DOSB-Presse Nr. 15 / 7. April 2009
Der Artikel- und Informationsdienst des Deutschen Olympischen Sportbundes (DOSB)

Deutsche Sportpolitik vor 40 Jahren
1969 wird der Bundesausschuss zur Förderung des Leistungssports neu strukturiert und der Sportausschuss im Deutschen Bundestag gebildet

Von Friedrich Mevert


Das Ringen um neue Organisationsformen im deutschen Sport bestimmte die Sportpolitik in der Bundesrepublik im nacholympischen Jahr 1969. Dazu musste auch das Präsidium des DSB zu insgesamt fünf Sitzungen (18./19. Januar in Dortmund, 28. Februar in Bremen, 14. Juni in Feldafing, 10. Oktober in Duisburg und 1. November in Hannover) zu Beratungen zusammentreten. Dabei ging es vor allem um Strukturfragen verschiedenster Art, von der Organisation der Führung des DSB selbst über die Neuordnung der DSB-Verwaltung und die Installation neuer Gremien innerhalb der Sportorganisation - insbesondere zur Förderung des Leistungssports - bis hin zu neuen Kooperationsformen zwischen der unabhängigen Sportbewegung einerseits und der staatlichen Sportpolitik andererseits.

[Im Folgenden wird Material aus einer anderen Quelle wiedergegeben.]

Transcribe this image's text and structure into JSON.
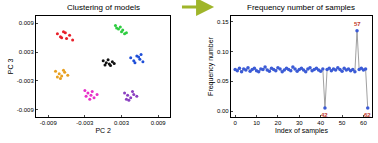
{
  "chart_data": [
    {
      "type": "scatter",
      "title": "Clustering of models",
      "x_label": "PC 2",
      "y_label": "PC 3",
      "xlim": [
        -0.011,
        0.011
      ],
      "ylim": [
        -0.0105,
        0.0105
      ],
      "xticks": [
        -0.009,
        -0.003,
        0.003,
        0.009
      ],
      "yticks": [
        -0.009,
        -0.003,
        0.003,
        0.009
      ],
      "grid": false,
      "marker": "circle",
      "series": [
        {
          "color": "#e8202a",
          "x": [
            -0.0075,
            -0.007,
            -0.0065,
            -0.006,
            -0.0055,
            -0.005,
            -0.0062,
            -0.0068
          ],
          "y": [
            0.0068,
            0.0062,
            0.0072,
            0.0058,
            0.0065,
            0.0055,
            0.007,
            0.006
          ]
        },
        {
          "color": "#2ecc40",
          "x": [
            0.002,
            0.0025,
            0.003,
            0.0035,
            0.0028,
            0.0032,
            0.0022,
            0.0038
          ],
          "y": [
            0.0085,
            0.0078,
            0.0072,
            0.0068,
            0.0082,
            0.0076,
            0.008,
            0.007
          ]
        },
        {
          "color": "#111111",
          "x": [
            0.0,
            0.0005,
            0.001,
            0.0015,
            0.0008,
            0.0003,
            0.0012,
            0.0018
          ],
          "y": [
            0.0012,
            0.0008,
            0.0005,
            0.001,
            0.0014,
            0.0003,
            0.0002,
            0.0006
          ]
        },
        {
          "color": "#1f4fd8",
          "x": [
            0.0045,
            0.005,
            0.0055,
            0.006,
            0.0065,
            0.0052,
            0.0058,
            0.0062
          ],
          "y": [
            0.0018,
            0.0012,
            0.0022,
            0.0015,
            0.001,
            0.0008,
            0.002,
            0.0025
          ]
        },
        {
          "color": "#e8a020",
          "x": [
            -0.0078,
            -0.0072,
            -0.0068,
            -0.0063,
            -0.0058,
            -0.007,
            -0.0065,
            -0.0075
          ],
          "y": [
            -0.001,
            -0.0015,
            -0.002,
            -0.0012,
            -0.0018,
            -0.0025,
            -0.0008,
            -0.0022
          ]
        },
        {
          "color": "#e830c8",
          "x": [
            -0.003,
            -0.0025,
            -0.002,
            -0.0015,
            -0.001,
            -0.0022,
            -0.0018,
            -0.0028
          ],
          "y": [
            -0.005,
            -0.0055,
            -0.006,
            -0.0065,
            -0.0058,
            -0.0068,
            -0.0052,
            -0.0062
          ]
        },
        {
          "color": "#8a3fc0",
          "x": [
            0.0035,
            0.004,
            0.0045,
            0.005,
            0.0055,
            0.0042,
            0.0048,
            0.0038
          ],
          "y": [
            -0.0055,
            -0.006,
            -0.0065,
            -0.0058,
            -0.0062,
            -0.007,
            -0.0052,
            -0.0068
          ]
        }
      ]
    },
    {
      "type": "line",
      "title": "Frequency number of samples",
      "x_label": "Index of samples",
      "y_label": "Frequency number",
      "xlim": [
        -2,
        64
      ],
      "ylim": [
        -0.01,
        0.16
      ],
      "xticks": [
        0,
        10,
        20,
        30,
        40,
        50,
        60
      ],
      "yticks": [
        {
          "value": 0,
          "label": "0.00"
        },
        {
          "value": 0.05,
          "label": "0.05"
        },
        {
          "value": 0.1,
          "label": "0.10"
        },
        {
          "value": 0.15,
          "label": "0.15"
        }
      ],
      "grid": false,
      "marker": "circle",
      "series": [
        {
          "color": "#3b5bd6",
          "x": [
            0,
            1,
            2,
            3,
            4,
            5,
            6,
            7,
            8,
            9,
            10,
            11,
            12,
            13,
            14,
            15,
            16,
            17,
            18,
            19,
            20,
            21,
            22,
            23,
            24,
            25,
            26,
            27,
            28,
            29,
            30,
            31,
            32,
            33,
            34,
            35,
            36,
            37,
            38,
            39,
            40,
            41,
            42,
            43,
            44,
            45,
            46,
            47,
            48,
            49,
            50,
            51,
            52,
            53,
            54,
            55,
            56,
            57,
            58,
            59,
            60,
            61,
            62
          ],
          "values": [
            0.07,
            0.068,
            0.072,
            0.066,
            0.071,
            0.069,
            0.073,
            0.067,
            0.07,
            0.072,
            0.068,
            0.066,
            0.071,
            0.07,
            0.074,
            0.069,
            0.067,
            0.072,
            0.07,
            0.068,
            0.073,
            0.071,
            0.066,
            0.069,
            0.072,
            0.07,
            0.068,
            0.074,
            0.071,
            0.067,
            0.07,
            0.072,
            0.069,
            0.066,
            0.071,
            0.073,
            0.068,
            0.07,
            0.072,
            0.069,
            0.067,
            0.071,
            0.005,
            0.07,
            0.072,
            0.068,
            0.071,
            0.069,
            0.073,
            0.07,
            0.067,
            0.072,
            0.069,
            0.071,
            0.068,
            0.07,
            0.066,
            0.135,
            0.07,
            0.072,
            0.069,
            0.071,
            0.005
          ]
        }
      ],
      "annotations": [
        {
          "x": 42,
          "y": 0.005,
          "text": "42"
        },
        {
          "x": 57,
          "y": 0.135,
          "text": "57"
        },
        {
          "x": 62,
          "y": 0.005,
          "text": "62"
        }
      ]
    }
  ]
}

In der ersten Sitzung des Jahres in Dortmund befasste sich das DSB-Führungsgremium sowohl mit den ministeriellen Plänen für eine "Bundeszentrale für Sport" wie auch mit dem Wirken der Stiftung Deutsche Sporthilfe (DSH) und stellte - ebenso wie das DOG-Präsidium - aus gegebenem Anlass fest, dass sich die DSH "auf ihre satzungsgemäßen Aufgaben beschränken" müsse. Mit der Beratung der grundsätzlichen Konzeption des DSB zur Förderung des Leistungssports wurden aber auch die Weichen für den Außerordentlichen DSB-Bundestag am

1. März in Bremen gestellt, bei dem es vordringlich um die Neuordnung des Bundesausschusses zur Förderung des Leistungssports (BAL) ging.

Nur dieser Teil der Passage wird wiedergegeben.